—Adiós, Vitali.

Colgué antes de tener que escuchar su voz otra vez. Ese hombre me tenía cogido por los huevos. Debía obedecerlo, la vida de mi madre estaba en sus manos... y en las mías. Cogí un tazón de cereales y un vaso de zumo de naranja mientras me daba algo a mi perro. Deduje que podía llevarlo conmigo, y si no era así haría lo posible por hacerlo. Ulises era lo único que tenía a parte de mi madre.

Después de desayunar y haber preparado todo lo que tenía que llevarme a Estados Unidos, decidí ir a ver el interior de la caja que aún se encontraba en el hall de mi casa. La abrí con un cuchillo, con cuidado de no romper ni deteriorar el interior. Y entonces vi el gran escudo de la UICT, que consistía en una balanza y una espada cruzada en ella. Vi una nota cuando saqué el uniforme entero. Era el lema de la UICT.

<<Menuda gilipollez>>

Una vez tuve el uniforme puesto, metí lo que sobraba en la maleta y tiré la caja a la basura, junto con la nota de mi padre. Además de cachondearse de mí incluyendo el lema de la unidad con su puño y letra, también me amenazaba con destruirme si la cagaba. Era un completo y absoluto gilipollas.

Cogí todo lo necesario, llamé a un Uber y espere a que viniera a buscarme. Cerré con llave y se la entregue al portero. Le indiqué estrictamente que no podía entrar absolutamente nadie.
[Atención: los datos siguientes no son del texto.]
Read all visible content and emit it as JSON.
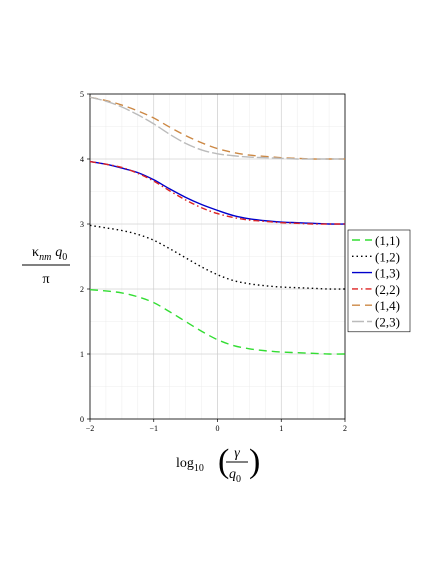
{
  "chart_data": {
    "type": "line",
    "title": "",
    "xlabel": {
      "prefix": "log",
      "subscript": "10",
      "fraction_numerator": "γ",
      "fraction_denominator": "q",
      "fraction_denominator_sub": "0"
    },
    "ylabel": {
      "numerator_symbol": "κ",
      "numerator_sub": "nm",
      "numerator_q": "q",
      "numerator_q_sub": "0",
      "denominator": "π"
    },
    "xlim": [
      -2,
      2
    ],
    "ylim": [
      0,
      5
    ],
    "xticks": [
      "−2",
      "−1",
      "0",
      "1",
      "2"
    ],
    "yticks": [
      "0",
      "1",
      "2",
      "3",
      "4",
      "5"
    ],
    "grid": true,
    "legend_position": "right",
    "x": [
      -2.0,
      -1.75,
      -1.5,
      -1.25,
      -1.0,
      -0.75,
      -0.5,
      -0.25,
      0.0,
      0.25,
      0.5,
      0.75,
      1.0,
      1.25,
      1.5,
      1.75,
      2.0
    ],
    "series": [
      {
        "name": "(1,1)",
        "color": "#33dd33",
        "dash": "8,5",
        "values": [
          1.99,
          1.97,
          1.94,
          1.88,
          1.79,
          1.65,
          1.5,
          1.35,
          1.22,
          1.13,
          1.08,
          1.05,
          1.03,
          1.02,
          1.01,
          1.0,
          1.0
        ]
      },
      {
        "name": "(1,2)",
        "color": "#000000",
        "dash": "1.5,3",
        "values": [
          2.98,
          2.94,
          2.9,
          2.84,
          2.75,
          2.62,
          2.48,
          2.34,
          2.22,
          2.13,
          2.08,
          2.05,
          2.03,
          2.02,
          2.01,
          2.0,
          2.0
        ]
      },
      {
        "name": "(1,3)",
        "color": "#0000cc",
        "dash": "",
        "values": [
          3.96,
          3.92,
          3.86,
          3.79,
          3.68,
          3.54,
          3.41,
          3.3,
          3.21,
          3.13,
          3.08,
          3.05,
          3.03,
          3.02,
          3.01,
          3.0,
          3.0
        ]
      },
      {
        "name": "(2,2)",
        "color": "#dd2222",
        "dash": "6,3,1.5,3",
        "values": [
          3.96,
          3.92,
          3.87,
          3.78,
          3.66,
          3.51,
          3.37,
          3.25,
          3.16,
          3.1,
          3.06,
          3.04,
          3.02,
          3.01,
          3.0,
          3.0,
          3.0
        ]
      },
      {
        "name": "(1,4)",
        "color": "#cc8844",
        "dash": "8,5",
        "values": [
          4.95,
          4.9,
          4.83,
          4.74,
          4.63,
          4.49,
          4.36,
          4.25,
          4.16,
          4.1,
          4.06,
          4.04,
          4.02,
          4.01,
          4.0,
          4.0,
          4.0
        ]
      },
      {
        "name": "(2,3)",
        "color": "#bbbbbb",
        "dash": "12,3",
        "values": [
          4.95,
          4.89,
          4.8,
          4.68,
          4.54,
          4.38,
          4.24,
          4.14,
          4.08,
          4.05,
          4.03,
          4.02,
          4.01,
          4.0,
          4.0,
          4.0,
          4.0
        ]
      }
    ]
  }
}
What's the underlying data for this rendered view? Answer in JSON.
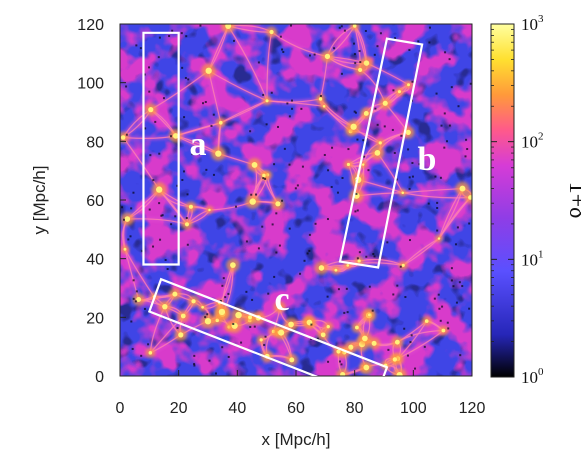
{
  "chart_data": {
    "type": "heatmap",
    "title": "",
    "xlabel": "x [Mpc/h]",
    "ylabel": "y [Mpc/h]",
    "xlim": [
      0,
      120
    ],
    "ylim": [
      0,
      120
    ],
    "x_ticks": [
      "0",
      "20",
      "40",
      "60",
      "80",
      "100",
      "120"
    ],
    "y_ticks": [
      "0",
      "20",
      "40",
      "60",
      "80",
      "100",
      "120"
    ],
    "colorbar": {
      "label": "1+δ",
      "scale": "log",
      "range": [
        1,
        1000
      ],
      "tick_labels": [
        {
          "base": "10",
          "exp": "0"
        },
        {
          "base": "10",
          "exp": "1"
        },
        {
          "base": "10",
          "exp": "2"
        },
        {
          "base": "10",
          "exp": "3"
        }
      ],
      "colormap": [
        "#000000",
        "#2626b8",
        "#5a50ff",
        "#8f3de6",
        "#d63cd6",
        "#ff5a8a",
        "#ff9a3a",
        "#ffe030",
        "#ffffa0"
      ]
    },
    "regions": [
      {
        "label": "a",
        "corners": [
          [
            8,
            38
          ],
          [
            20,
            38
          ],
          [
            20,
            117
          ],
          [
            8,
            117
          ]
        ]
      },
      {
        "label": "b",
        "corners": [
          [
            75,
            39
          ],
          [
            88,
            37
          ],
          [
            103,
            113
          ],
          [
            91,
            115
          ]
        ]
      },
      {
        "label": "c",
        "corners": [
          [
            10,
            22
          ],
          [
            14,
            33
          ],
          [
            91,
            3
          ],
          [
            87,
            -8
          ]
        ]
      }
    ]
  }
}
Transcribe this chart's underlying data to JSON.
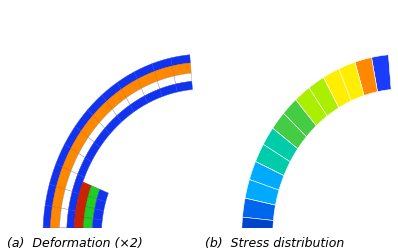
{
  "figsize": [
    3.98,
    2.52
  ],
  "dpi": 100,
  "bg_color": "#ffffff",
  "label_a": "(a)  Deformation (×2)",
  "label_b": "(b)  Stress distribution",
  "label_fontsize": 9
}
Asintió sin expresión alguna en el rostro, como la mayoría de la población del país. A excepción de muy pocos, los rusos éramos fríos e inexpresivos. No nos gustaba mostrarnos tal y como éramos con gente que no conocíamos de nada. Solíamos ser muy introvertidos.

Veinte minutos después, con la mala cara del taxista por haber llevado al perro conmigo, llegué al aeropuerto. Tuve que pelearme con el personal por querer viajar con mi mascota, pero era una decisión inquebrantable. Mi perro venía conmigo, y yo debía irme. Estuve casi media hora hablando con el de recursos humanos y con el jefe de dirección del aeropuerto. Al ver mi uniforme, se mostraron aún más reacios a dejarme pasar con Ulises. Estaba claro que Rusia y la UICT no se llevaba nada bien. Una hora después conseguí hacer entrar en razón al director, aunque por poco lo muelo a golpes.

Una vez dentro del avión y con mi perro sentado a mi lado, hice que se durmiera con la cabeza apoyada en mis piernas. Yo también cerré los ojos, con la esperanza de descansar un poco. Aunque las pesadillas volvían cada vez que el sueño me invadía. Esas pesadillas en las que me levantaba sudando. Pero no fue así, sino que recordé lo que había pasado quince días antes. Cuando me reencontré con mi padre.



15 días antes...

Entré en la casa con los escoltas del jefe ruso a mis espaldas. Me habían sacado a la fuerza de un after al que había ido con mis colegas de la calle. Esos con los que corría carreras ilegales y pegábamos palizas a cualquiera que se atreviera a dirigirnos la palabra. Ni siquiera se dieron cuenta de que me había ido. Estaban tan puestos que seguramente no pudieran volver a sus casas por su propio pie. Pero todo eso daba igual. El personal que tantos años me había cuidado me miraban con miedo. Eso destilaba: miedo, pavor, terror, horror... Sobretodo cuando tenía un corte en el labio en mi ya marcada cara. Vi un espejo en el pasillo, atreviéndome a mirar aquel rostro que tantos años me había costado aceptar. La cicatriz diagonal que lo atravesaba era algo con lo que me había tocado lidiar en todos los ámbitos: colegio, instituto, universidad...

Sí, aunque no lo pareciera tenía una carrera... a medias. Derecho fue algo que siempre me llamó la atención y más teniendo en cuenta el ámbito en el que se movía mi padre. Cuando se enteró me sacó rápidamente de ahí y no volví a tocar un libro en años. Fue en ese momento en el que me fui por la mala vida, tenía tan solo diecinueve años cuando fumé el primer porro y corrí mi primera carrera. Al principio me resultaba extraño, el haber empezado a estudiar el bando de la ley para después cometer esos delitos que tanto me habían mencionado en el aula.